Frazzled Families Pay for Advice from Parenting Coaches
When it comes to bedtime, homework, or managing meltdowns, a growing number of families aren’t relying on their peers or parents: They’re turning to parenting coaches for one-on-one instruction. The coaches charge from about $125 to $350 a session. They meet with parents (in person, over the phone, or via Skype) to set goals and develop a plan to reach them.
Megan and Michael Flynn used to dread bedtime. Every night, the couple spent two stressful hours putting their preschooler and toddler to bed. With help, they cut that time in half. They did it by hiring a parent coach, who concluded they needed structure. Instead of caving into requests for book after book, they set a routine—and stuck to it. “Nighttime routines are such a struggle for so many people,” said Megan Flynn, “and it was just nice to have somebody give us strategies for it.”
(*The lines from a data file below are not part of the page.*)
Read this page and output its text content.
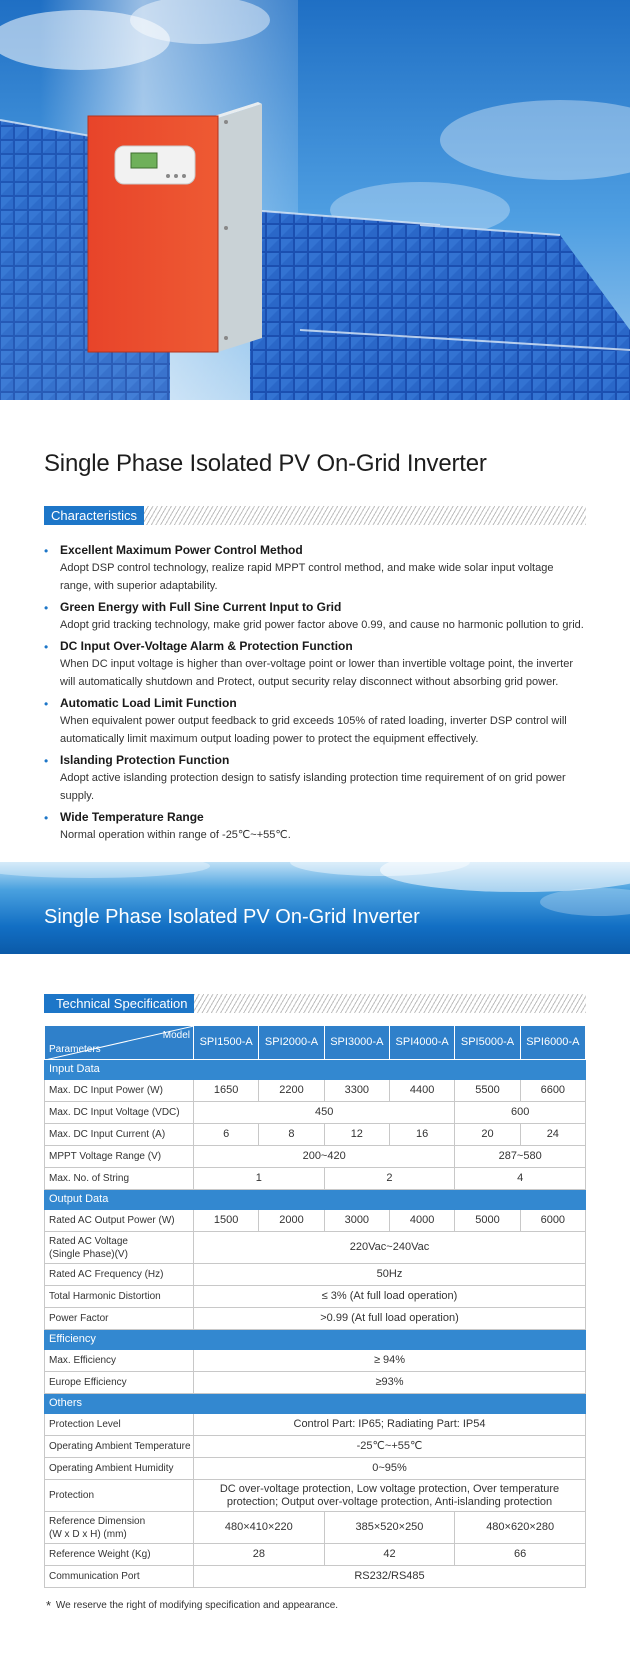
Single Phase Isolated PV On-Grid Inverter
Characteristics
• Excellent Maximum Power Control Method
Adopt DSP control technology, realize rapid MPPT control method, and make wide solar input voltage range, with superior adaptability.
• Green Energy with Full Sine Current Input to Grid
Adopt grid tracking technology, make grid power factor above 0.99, and cause no harmonic pollution to grid.
• DC Input Over-Voltage Alarm & Protection Function
When DC input voltage is higher than over-voltage point or lower than invertible voltage point, the inverter will automatically shutdown and Protect, output security relay disconnect without absorbing grid power.
• Automatic Load Limit Function
When equivalent power output feedback to grid exceeds 105% of rated loading, inverter DSP control will automatically limit maximum output loading power to protect the equipment effectively.
• Islanding Protection Function
Adopt active islanding protection design to satisfy islanding protection time requirement of on grid power supply.
• Wide Temperature Range
Normal operation within range of -25℃~+55℃.
Single Phase Isolated PV On-Grid Inverter
Technical Specification
Model
Parameters	SPI1500-A	SPI2000-A	SPI3000-A	SPI4000-A	SPI5000-A	SPI6000-A
Input Data						
Max. DC Input Power (W)	1650	2200	3300	4400	5500	6600
Max. DC Input Voltage (VDC)	450				600	
Max. DC Input Current (A)	6	8	12	16	20	24
MPPT Voltage Range (V)	200~420				287~580	
Max. No. of String	1		2		4	
Output Data						
Rated AC Output Power (W)	1500	2000	3000	4000	5000	6000

Rated AC Voltage
(Single Phase)(V)	220Vac~240Vac					
Rated AC Frequency (Hz)	50Hz					
Total Harmonic Distortion	≤ 3% (At full load operation)					
Power Factor	>0.99 (At full load operation)					
Efficiency						
Max. Efficiency	≥ 94%					
Europe Efficiency	≥93%					
Others						
Protection Level	Control Part: IP65; Radiating Part: IP54					
Operating Ambient Temperature	-25℃~+55℃					
Operating Ambient Humidity	0~95%					
Protection	DC over-voltage protection, Low voltage protection, Over temperature
protection; Output over-voltage protection, Anti-islanding protection					

Reference Dimension
(W x D x H) (mm)	480×410×220		385×520×250		480×620×280	
Reference Weight (Kg)	28		42		66	
Communication Port	RS232/RS485					
* We reserve the right of modifying specification and appearance.
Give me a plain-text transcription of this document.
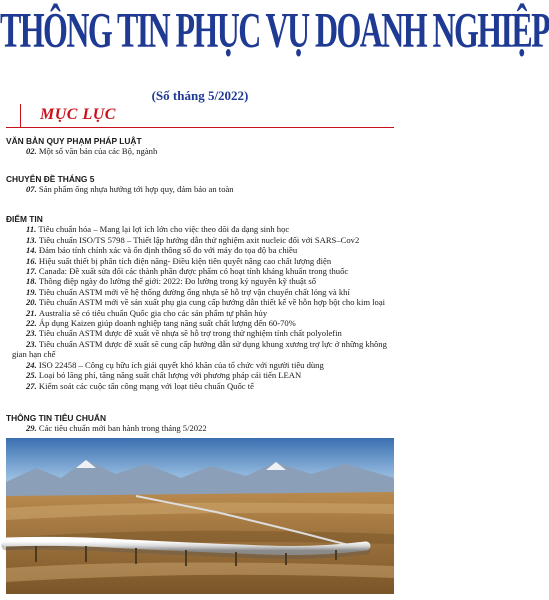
THÔNG TIN PHỤC VỤ DOANH NGHIỆP
(Số tháng 5/2022)
MỤC LỤC
VĂN BẢN QUY PHẠM PHÁP LUẬT
02. Một số văn bản của các Bộ, ngành
CHUYÊN ĐỀ THÁNG 5
07. Sản phẩm ống nhựa hướng tới hợp quy, đảm bảo an toàn
ĐIỂM TIN
11. Tiêu chuẩn hóa – Mang lại lợi ích lớn cho việc theo dõi đa dạng sinh học
13. Tiêu chuẩn ISO/TS 5798 – Thiết lập hướng dẫn thử nghiệm axit nucleic đối với SARS–Cov2
14. Đảm bảo tính chính xác và ổn định thông số đo với máy đo tọa độ ba chiều
16. Hiệu suất thiết bị phân tích điện năng- Điều kiện tiên quyết nâng cao chất lượng điện
17. Canada: Đề xuất sửa đổi các thành phần được phẩm có hoạt tính kháng khuẩn trong thuốc
18. Thông điệp ngày đo lường thế giới: 2022: Đo lường trong kỷ nguyên kỹ thuật số
19. Tiêu chuẩn ASTM mới về hệ thống đường ống nhựa sẽ hỗ trợ vận chuyển chất lỏng và khí
20. Tiêu chuẩn ASTM mới về sản xuất phụ gia cung cấp hướng dẫn thiết kế về hỗn hợp bột cho kim loại
21. Australia sẽ có tiêu chuẩn Quốc gia cho các sản phẩm tự phân hủy
22. Áp dụng Kaizen giúp doanh nghiệp tang năng suất chất lượng đến 60-70%
23. Tiêu chuẩn ASTM được đề xuất về nhựa sẽ hỗ trợ trong thử nghiệm tính chất polyolefin
23. Tiêu chuẩn ASTM được đề xuất sẽ cung cấp hướng dẫn sử dụng khung xương trợ lực ở những không gian hạn chế
24. ISO 22458 – Công cụ hữu ích giải quyết khó khăn của tổ chức với người tiêu dùng
25. Loại bỏ lãng phí, tăng năng suất chất lượng với phương pháp cải tiến LEAN
27. Kiểm soát các cuộc tấn công mạng với loạt tiêu chuẩn Quốc tế
THÔNG TIN TIÊU CHUẨN
29. Các tiêu chuẩn mới ban hành trong tháng 5/2022
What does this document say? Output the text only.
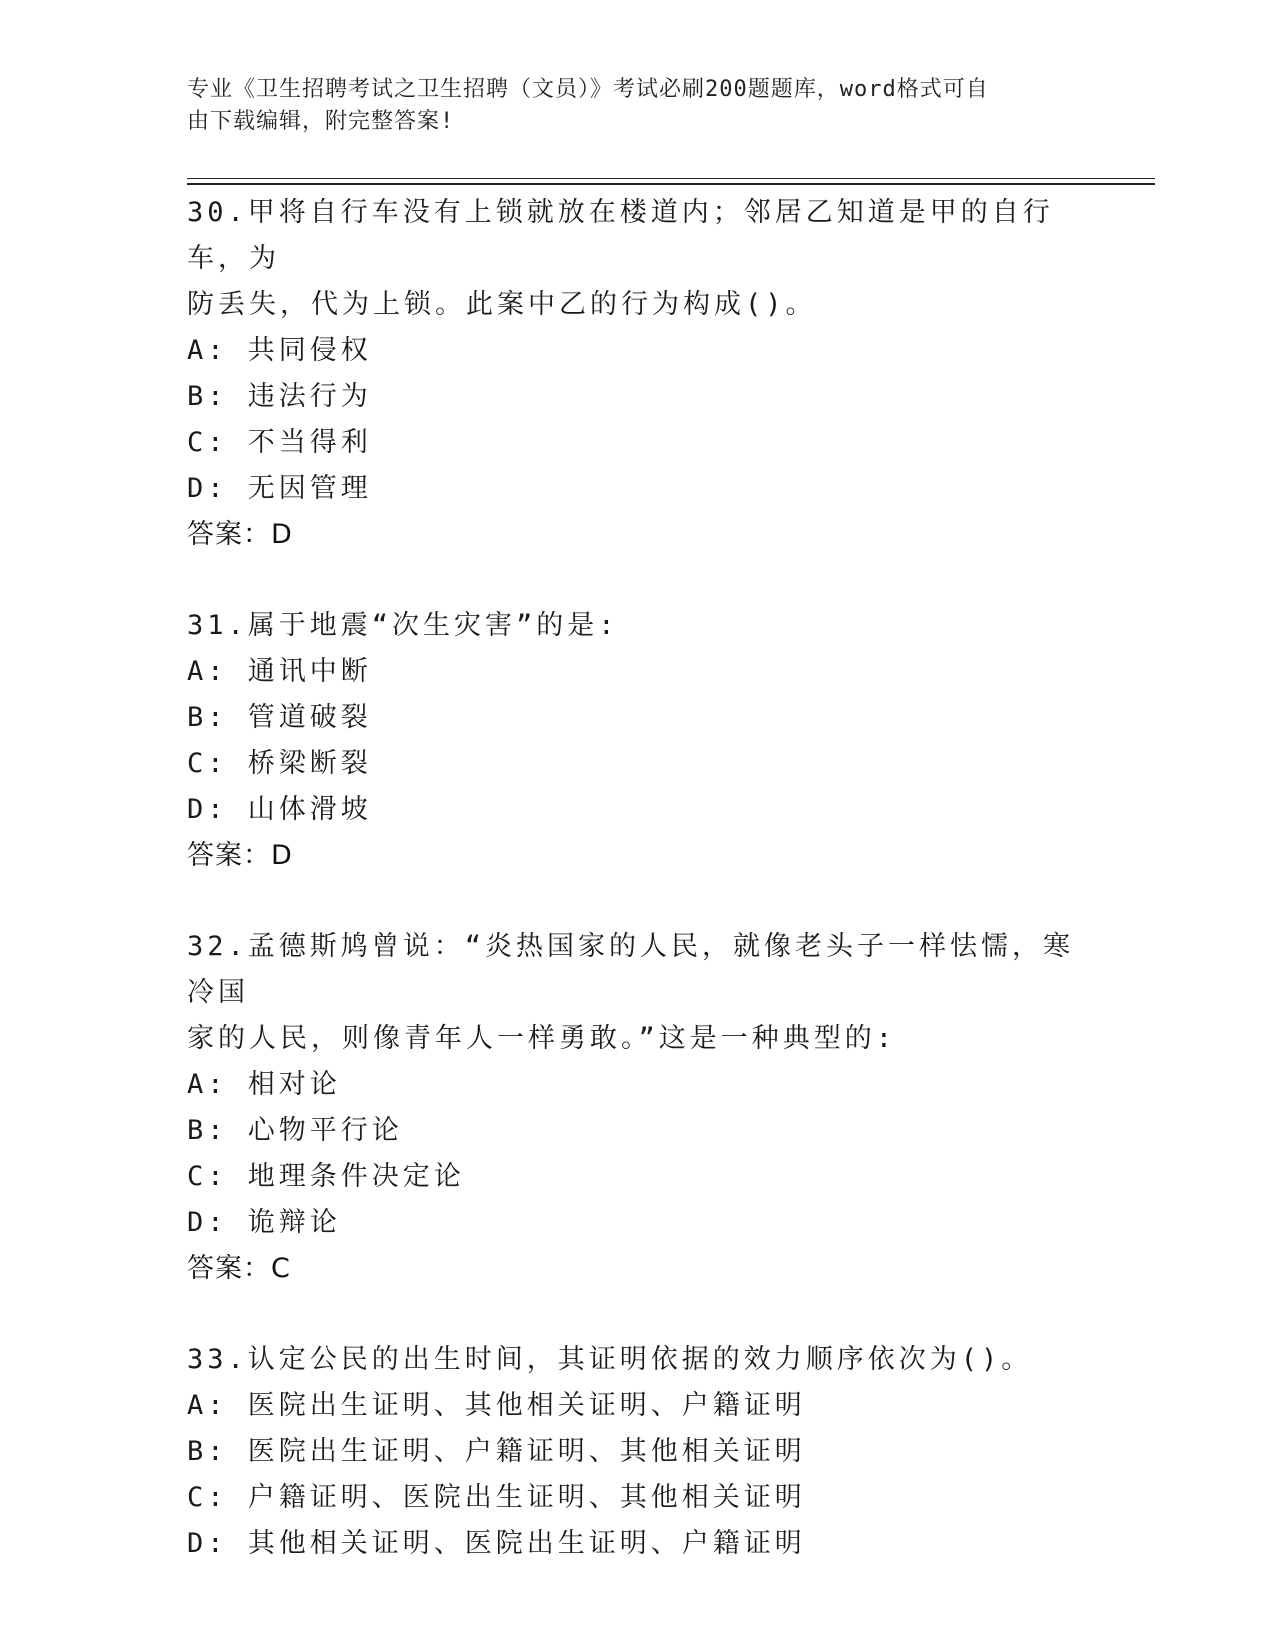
专业《卫生招聘考试之卫生招聘（文员）》考试必刷200题题库，word格式可自
由下载编辑，附完整答案!
30.甲将自行车没有上锁就放在楼道内；邻居乙知道是甲的自行车，为
防丢失，代为上锁。此案中乙的行为构成()。
A: 共同侵权
B: 违法行为
C: 不当得利
D: 无因管理
答案：D
31.属于地震“次生灾害”的是:
A: 通讯中断
B: 管道破裂
C: 桥梁断裂
D: 山体滑坡
答案：D
32.孟德斯鸠曾说：“炎热国家的人民，就像老头子一样怯懦，寒冷国
家的人民，则像青年人一样勇敢。”这是一种典型的:
A: 相对论
B: 心物平行论
C: 地理条件决定论
D: 诡辩论
答案：C
33.认定公民的出生时间，其证明依据的效力顺序依次为()。
A: 医院出生证明、其他相关证明、户籍证明
B: 医院出生证明、户籍证明、其他相关证明
C: 户籍证明、医院出生证明、其他相关证明
D: 其他相关证明、医院出生证明、户籍证明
The profession, virtually nonexistent 20 years ago, is one of the latest entries in the $1.08 billion personal coaching industry in the United States. It’s part of the broader American trend of hiring expert advisers to improve nearly every facet of life. You can hire a sleep coach, a financial coach, or a life coach. But the profession isn’t regulated, which leaves some parenting experts concerned about the advice offered. Others wonder why parents would shell out hundreds of dollars for suggestions they might easily get elsewhere.
Parenting coach Tina Feigal talked about her role, “Who is there for these parents?” she asked. “Parenting is the hardest job in the world, but there’s no training for it in advance.”
Erica Pearson, “Parenting coaches? Frazzled families pay for advice,” Star Tribune (11-12-18)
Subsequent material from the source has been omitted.